What treatments work:
•See a surgeon for a consultation. Your dentist alone cannot address this problem.
•Antibiotic therapy to control inflammation or infection
•Removal of dental implant using atraumatic technique
•Immediate bone graft to restore missing bone if appropriate based on the quality and health of the surrounding tissues and type of bony defect
•If bone graft is not appropriate at the time of implant removal, then reevaluate in 3 months with CBCT (cone beam CT scan) and determine the best bone grafting approach for the type of bony defect
•Application of platelet derived growth factor to implant removal site to enhance tissue recovery and healing
•Replace with a new dental implant in 4-6 months using “Implant-Perfect” methodology (see the glossary section)
What treatments MAY work:
If the width of the exposed implant surface is 1-3 mm AND there is minimal inflammation, AND there is no evidence of infection AND the gum tissue is relatively thick and healthy, THEN…
•The crown may be removed, and a cover screw placed on the implant—Allow 6-8 weeks for gum tissue healing
•If the gum tissue is very thin or poor quality, the surgeon can attempt to improve its quality by a connective tissue gingival graft. This will help achieve a better result after bone grafting. In this case, allow 3 months of gum graft healing before bone grafting.
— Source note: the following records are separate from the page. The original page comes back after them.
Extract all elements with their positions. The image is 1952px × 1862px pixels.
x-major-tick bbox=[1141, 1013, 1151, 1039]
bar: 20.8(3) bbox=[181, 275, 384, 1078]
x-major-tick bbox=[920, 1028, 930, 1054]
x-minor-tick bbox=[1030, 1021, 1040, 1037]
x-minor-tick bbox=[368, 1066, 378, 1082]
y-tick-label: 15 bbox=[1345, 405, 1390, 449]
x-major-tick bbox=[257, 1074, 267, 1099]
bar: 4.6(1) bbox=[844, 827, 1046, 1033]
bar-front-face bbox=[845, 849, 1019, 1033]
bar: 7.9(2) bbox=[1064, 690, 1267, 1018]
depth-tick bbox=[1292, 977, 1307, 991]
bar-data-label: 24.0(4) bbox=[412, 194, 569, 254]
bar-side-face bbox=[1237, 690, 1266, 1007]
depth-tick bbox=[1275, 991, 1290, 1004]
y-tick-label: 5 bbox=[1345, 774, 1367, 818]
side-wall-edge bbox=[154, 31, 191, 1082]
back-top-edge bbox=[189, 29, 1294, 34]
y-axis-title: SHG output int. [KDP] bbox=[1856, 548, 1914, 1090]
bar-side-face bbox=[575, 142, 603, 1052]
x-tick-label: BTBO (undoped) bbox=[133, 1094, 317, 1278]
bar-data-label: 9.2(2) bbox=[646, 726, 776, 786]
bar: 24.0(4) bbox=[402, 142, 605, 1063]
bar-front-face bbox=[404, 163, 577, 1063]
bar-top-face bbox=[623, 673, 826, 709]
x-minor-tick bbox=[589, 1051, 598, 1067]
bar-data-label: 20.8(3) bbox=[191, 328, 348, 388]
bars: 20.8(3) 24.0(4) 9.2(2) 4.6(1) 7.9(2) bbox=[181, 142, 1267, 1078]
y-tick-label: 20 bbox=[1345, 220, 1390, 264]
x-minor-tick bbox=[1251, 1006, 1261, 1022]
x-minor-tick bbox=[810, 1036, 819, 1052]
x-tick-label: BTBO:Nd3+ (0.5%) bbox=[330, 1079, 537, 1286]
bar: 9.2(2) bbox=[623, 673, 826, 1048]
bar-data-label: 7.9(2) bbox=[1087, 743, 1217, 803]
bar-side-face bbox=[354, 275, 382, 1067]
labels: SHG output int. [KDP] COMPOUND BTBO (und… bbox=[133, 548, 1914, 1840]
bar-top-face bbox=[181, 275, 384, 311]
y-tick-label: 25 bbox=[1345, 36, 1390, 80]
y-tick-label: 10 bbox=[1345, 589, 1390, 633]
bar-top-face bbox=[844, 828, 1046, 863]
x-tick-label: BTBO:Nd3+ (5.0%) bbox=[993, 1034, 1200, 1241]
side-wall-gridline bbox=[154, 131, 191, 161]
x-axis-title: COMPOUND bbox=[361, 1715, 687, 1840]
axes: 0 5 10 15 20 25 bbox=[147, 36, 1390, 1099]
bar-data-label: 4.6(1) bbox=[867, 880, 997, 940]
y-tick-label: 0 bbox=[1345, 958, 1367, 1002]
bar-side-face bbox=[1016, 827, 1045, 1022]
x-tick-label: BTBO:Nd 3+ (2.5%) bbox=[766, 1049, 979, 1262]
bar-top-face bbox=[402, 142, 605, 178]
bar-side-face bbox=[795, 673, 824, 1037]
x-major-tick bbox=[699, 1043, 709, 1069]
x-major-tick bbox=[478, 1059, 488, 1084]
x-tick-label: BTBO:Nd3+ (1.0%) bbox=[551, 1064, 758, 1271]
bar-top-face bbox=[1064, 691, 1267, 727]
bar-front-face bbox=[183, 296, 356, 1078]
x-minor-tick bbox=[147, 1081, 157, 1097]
•The surgeon reflects the gum tissue and uncovers the exposed part of the implant
•The exposed implant surface is then detoxified using antibacterial agents or laser
•Bone grafting is attempted over the exposed implant surface
•Bone grafting may be complemented with growth factors from rhBMP2 or PDGF for enhanced healing
•A slow-resorbing or non-resorbing occlusive membrane is placed over the bone graft
•The implant and grafted bone is covered with soft tissue completely and allowed to heal for at least 6 months
•The implant should be re-evaluated using CBCT and clinical examination to assess the degree of bone regeneration over the implant and attachment level
•If successful, uncover the implant platform, place healing abutment, and prepare for a new crown
NOTE: THE SURGICAL RESULTS MAY VARY. THERE IS NO EVIDENCE-BASED SUPPORT FOR THIS TREATMENT AND LONG-TERM SUCCESS MAY RANGE FROM NONE TO 50% DEPENDING ON BIOLOGICAL FACTORS AND THE PATIENT’S HEALING POTENTIAL. THE SURGEON AND PATIENT MUST CONSIDER THE TIME, COST, AND BENEFIT / RISK OF SUCH TREATMENTS BEFORE PROCEEDING.